Ариле. глава 11

Нина Орлова 55
                ГЛАВА 11. ПОБЕГ



        Как жаль, что нет больше собаки! Как узнать, здесь ли полицаи или ещё не вернулись? Может, они в доме, ищут, чем поживиться. Им спешить некуда, знают, евреям не уйти. Было тихо. Вот и кантовка дверцы схрона растворилась в кромешной тьме их ямы. В январе рано темнеет, скоро будет шесть часов.

        Обычно после захода солнца полицаи остерегались ходить по дальним подворьям, но этот хутор был так близко. Всё может быть. Если всё-таки отложили облаву до утра, тогда им надо спешить, ведь надо собраться и уйти как можно дальше. Только куда? Хоть бы Могильник успел.

        Наконец отец решился:
        – Сидите тихо, как мыши!– прошелестел он одними губами.– Закройте щеколду. Ждите, пока я не вернусь.

        Приоткрыв дверцу, Александр настороженно всмотрелся в темноту, затем медленно полез наверх. Поднявшись, беззвучно опустил крышку схрона.

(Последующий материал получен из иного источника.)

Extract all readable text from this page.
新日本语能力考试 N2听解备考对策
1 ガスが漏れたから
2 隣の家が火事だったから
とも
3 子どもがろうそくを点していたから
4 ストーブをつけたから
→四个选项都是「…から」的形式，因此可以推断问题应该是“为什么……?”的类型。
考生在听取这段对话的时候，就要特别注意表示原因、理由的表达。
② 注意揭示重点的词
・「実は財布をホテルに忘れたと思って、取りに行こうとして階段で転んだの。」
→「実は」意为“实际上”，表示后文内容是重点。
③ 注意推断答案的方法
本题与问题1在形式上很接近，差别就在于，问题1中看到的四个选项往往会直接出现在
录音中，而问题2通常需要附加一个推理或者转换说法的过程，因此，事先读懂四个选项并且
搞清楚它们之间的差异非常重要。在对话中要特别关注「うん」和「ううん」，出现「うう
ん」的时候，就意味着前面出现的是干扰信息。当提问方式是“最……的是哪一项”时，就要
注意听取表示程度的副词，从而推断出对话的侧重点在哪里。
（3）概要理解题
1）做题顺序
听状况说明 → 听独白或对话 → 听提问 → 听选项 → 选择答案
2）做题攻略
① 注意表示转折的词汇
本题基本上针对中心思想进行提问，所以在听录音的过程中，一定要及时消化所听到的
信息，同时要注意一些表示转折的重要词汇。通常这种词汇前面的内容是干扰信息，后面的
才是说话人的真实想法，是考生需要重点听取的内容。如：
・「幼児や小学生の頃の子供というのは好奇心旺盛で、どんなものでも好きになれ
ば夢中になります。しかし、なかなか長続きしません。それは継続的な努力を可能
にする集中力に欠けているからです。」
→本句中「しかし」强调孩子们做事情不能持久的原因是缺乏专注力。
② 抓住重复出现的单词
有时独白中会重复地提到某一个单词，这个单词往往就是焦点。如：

        Перестав дышать, вслушивались, пытаясь понять, что происходит в хлеву. Вот овцы испуганно шарахнулись, заблеяли, потом успокоились. Вот скрипнула дверь дома.

        Казалось, прошла вечность пока не раздался негромкий голос отца: «Открывайте, это я».

        Все трое сразу зашевелились. Арик почувствовал: его мочевой пузырь сейчас лопнет. Он первым рванулся наверх, отскочил на шаг и сразу приспустил штанишки.

        За ним вылезли Хая с Гитой, подождали, когда мужчины зай дут в дом, и поспешили в дальний угол схрона, присели на корточки, справляя нужду. Затем направились в дом. Там было темно, но тепло. Огня в печи не было, дрова прогорели и подёрнулись серым пеплом, но каменные печные бока ещё не остыли.

        Отец на ощупь нашёл керосиновую лампу и зажёг её. Мать задёрнула занавески на окнах.

        Стали быстро собираться. Одежда на всех была та же, в которой летом 1942-го пришли в этот дом. Старый лапсердак на отце, летнее пальтецо на матери. Но хуже всего было с Ариком. Рукава его тоненького пиджачка теперь доходили только до локтя. На пуговицы он не застёгивался – мальчик давно из него вырос. Куда в таком на мороз?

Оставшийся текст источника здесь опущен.